The boards of one silo make two full loads for my 3/4-ton Chevy pickup, with a third run needed to collect the doors, roof, hoops, and whatnot Unless you have a vehicle—probably a 1-1/2-ton flatbed truck with racks—that can haul everything in one trip, you'll be wise to restrict your salvage operations to within a 50-mile radius of your own building site.

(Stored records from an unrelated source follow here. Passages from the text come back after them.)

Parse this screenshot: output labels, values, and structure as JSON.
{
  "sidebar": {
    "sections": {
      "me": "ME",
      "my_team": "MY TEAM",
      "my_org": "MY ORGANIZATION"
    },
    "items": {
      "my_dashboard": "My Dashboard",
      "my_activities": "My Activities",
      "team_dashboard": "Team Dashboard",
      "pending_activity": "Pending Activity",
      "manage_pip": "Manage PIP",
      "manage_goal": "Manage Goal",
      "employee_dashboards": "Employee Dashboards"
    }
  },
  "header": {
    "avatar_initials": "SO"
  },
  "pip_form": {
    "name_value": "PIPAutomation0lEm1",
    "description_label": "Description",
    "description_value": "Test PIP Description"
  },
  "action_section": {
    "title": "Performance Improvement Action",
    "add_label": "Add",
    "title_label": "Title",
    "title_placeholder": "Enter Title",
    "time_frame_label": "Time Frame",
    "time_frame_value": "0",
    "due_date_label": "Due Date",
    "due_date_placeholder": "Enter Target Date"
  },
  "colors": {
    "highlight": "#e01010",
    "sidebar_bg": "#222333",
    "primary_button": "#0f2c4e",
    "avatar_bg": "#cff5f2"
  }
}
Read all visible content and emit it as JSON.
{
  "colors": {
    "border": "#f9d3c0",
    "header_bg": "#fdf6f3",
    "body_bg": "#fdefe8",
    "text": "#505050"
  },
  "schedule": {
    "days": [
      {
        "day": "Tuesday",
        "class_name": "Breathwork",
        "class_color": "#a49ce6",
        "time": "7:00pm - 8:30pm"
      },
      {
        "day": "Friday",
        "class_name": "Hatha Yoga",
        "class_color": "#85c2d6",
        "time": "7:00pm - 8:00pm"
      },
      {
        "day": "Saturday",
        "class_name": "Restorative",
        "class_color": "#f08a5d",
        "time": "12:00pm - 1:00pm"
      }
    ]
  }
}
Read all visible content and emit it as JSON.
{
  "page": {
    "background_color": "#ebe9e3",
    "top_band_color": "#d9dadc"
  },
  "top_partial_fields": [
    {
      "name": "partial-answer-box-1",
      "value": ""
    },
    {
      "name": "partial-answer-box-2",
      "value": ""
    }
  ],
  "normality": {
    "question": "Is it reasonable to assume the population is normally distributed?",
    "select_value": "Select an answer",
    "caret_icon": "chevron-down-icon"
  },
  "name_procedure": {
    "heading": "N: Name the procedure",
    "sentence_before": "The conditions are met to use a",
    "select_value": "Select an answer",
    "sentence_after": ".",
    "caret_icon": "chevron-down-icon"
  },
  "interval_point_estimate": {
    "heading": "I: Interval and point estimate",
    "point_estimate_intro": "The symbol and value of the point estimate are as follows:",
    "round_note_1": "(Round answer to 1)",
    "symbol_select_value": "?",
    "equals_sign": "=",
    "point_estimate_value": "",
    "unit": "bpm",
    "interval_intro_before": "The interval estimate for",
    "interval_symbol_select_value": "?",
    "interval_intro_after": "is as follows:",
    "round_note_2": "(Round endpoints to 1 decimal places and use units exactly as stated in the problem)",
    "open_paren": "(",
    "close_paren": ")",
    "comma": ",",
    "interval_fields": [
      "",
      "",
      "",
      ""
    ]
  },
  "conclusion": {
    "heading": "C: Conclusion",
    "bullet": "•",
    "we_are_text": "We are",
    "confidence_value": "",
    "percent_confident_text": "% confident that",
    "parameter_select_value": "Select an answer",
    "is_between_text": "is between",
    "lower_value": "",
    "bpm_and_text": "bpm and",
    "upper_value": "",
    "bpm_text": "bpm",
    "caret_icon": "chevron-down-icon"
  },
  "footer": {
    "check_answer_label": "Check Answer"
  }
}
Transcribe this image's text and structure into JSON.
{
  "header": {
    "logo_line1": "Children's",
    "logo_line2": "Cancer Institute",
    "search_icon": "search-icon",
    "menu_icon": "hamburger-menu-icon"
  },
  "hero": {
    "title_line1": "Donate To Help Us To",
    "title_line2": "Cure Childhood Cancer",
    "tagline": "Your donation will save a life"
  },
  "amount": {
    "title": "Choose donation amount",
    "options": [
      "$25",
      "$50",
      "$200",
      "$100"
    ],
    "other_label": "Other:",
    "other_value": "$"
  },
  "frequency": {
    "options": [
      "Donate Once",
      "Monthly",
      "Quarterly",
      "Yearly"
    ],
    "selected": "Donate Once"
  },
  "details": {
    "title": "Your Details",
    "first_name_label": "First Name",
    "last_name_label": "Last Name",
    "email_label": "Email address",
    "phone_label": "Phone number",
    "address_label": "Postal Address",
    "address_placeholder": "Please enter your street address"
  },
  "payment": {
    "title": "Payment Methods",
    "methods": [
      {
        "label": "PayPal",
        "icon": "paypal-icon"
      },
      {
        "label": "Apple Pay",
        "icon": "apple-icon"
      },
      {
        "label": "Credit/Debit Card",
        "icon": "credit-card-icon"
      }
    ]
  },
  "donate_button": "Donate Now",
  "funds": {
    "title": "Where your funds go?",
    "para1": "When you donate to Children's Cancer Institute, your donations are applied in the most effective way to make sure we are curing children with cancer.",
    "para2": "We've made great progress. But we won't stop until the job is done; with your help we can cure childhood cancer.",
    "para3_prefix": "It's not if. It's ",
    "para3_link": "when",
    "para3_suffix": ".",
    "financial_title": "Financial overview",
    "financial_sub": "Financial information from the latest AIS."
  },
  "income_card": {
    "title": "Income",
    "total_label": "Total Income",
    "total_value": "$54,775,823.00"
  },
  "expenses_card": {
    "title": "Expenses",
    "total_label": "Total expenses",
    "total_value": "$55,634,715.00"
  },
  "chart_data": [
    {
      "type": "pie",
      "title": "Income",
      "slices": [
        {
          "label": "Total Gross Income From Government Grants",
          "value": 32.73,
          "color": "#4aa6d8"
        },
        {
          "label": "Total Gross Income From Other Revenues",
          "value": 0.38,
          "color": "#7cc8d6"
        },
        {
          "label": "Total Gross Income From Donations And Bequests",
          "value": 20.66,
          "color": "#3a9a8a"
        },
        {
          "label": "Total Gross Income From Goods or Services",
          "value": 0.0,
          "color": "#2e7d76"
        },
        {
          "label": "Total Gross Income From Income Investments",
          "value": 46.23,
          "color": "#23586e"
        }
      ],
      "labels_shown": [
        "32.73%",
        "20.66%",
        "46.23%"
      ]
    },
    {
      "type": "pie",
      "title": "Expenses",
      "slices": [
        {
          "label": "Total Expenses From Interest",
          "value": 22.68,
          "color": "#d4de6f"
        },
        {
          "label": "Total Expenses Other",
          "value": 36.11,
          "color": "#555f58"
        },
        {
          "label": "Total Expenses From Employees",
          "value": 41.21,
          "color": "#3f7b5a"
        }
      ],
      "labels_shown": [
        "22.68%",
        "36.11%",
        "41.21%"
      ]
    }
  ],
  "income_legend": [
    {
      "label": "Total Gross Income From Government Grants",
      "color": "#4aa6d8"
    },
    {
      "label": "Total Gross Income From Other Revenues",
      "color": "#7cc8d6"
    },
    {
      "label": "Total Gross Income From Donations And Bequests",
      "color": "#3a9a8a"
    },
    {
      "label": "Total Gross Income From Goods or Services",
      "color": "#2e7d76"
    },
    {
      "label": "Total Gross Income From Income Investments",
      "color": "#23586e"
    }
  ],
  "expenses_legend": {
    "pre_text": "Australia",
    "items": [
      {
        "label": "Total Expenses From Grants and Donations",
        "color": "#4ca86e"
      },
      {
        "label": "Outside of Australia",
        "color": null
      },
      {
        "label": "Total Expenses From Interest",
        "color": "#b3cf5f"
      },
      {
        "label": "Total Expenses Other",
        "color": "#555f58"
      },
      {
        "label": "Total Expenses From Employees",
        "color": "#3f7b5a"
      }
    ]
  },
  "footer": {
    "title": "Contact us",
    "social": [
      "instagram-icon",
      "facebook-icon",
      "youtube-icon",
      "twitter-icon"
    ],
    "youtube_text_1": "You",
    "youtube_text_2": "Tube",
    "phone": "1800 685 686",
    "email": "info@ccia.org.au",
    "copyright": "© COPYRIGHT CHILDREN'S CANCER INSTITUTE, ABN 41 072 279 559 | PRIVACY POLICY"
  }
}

OK, what do you have to show for a minimal investment plus one day's effort? First of all, 750 to 1,000 square feet of 2 X 5 tongue-and groove boards . . . and possibly an additional 200 feet of 5-foot-long trapezodial 5/8-inch roof sections. Then there are a dozen funky silo doors, which can be taken apart or used as is for a very rustic ladder to a loft area. (Any leftover iron steps make good towel racks or safety bars for a shower.) And don't forget all those hoops of 1/2- to 3/4-inch metal. If you have a cutting torch, you can slice off the threaded ends to make 40 anchor bolts of any desired length and divide the remaining 300-odd feet into convenient sizes to serve as reinforcing rod. That's quite a pile of building materials . . . especially when you consider that you got it all with no tedious nail-pulling or the hauling of loads of scrap to the dump.
If you live in silo country, you're fortunate indeed. Those sturdy old wooden tanks-which have outlived their day as storage units-are a valuable rural resource and a real blessing to the homesteader in a time of soaring lumber costs.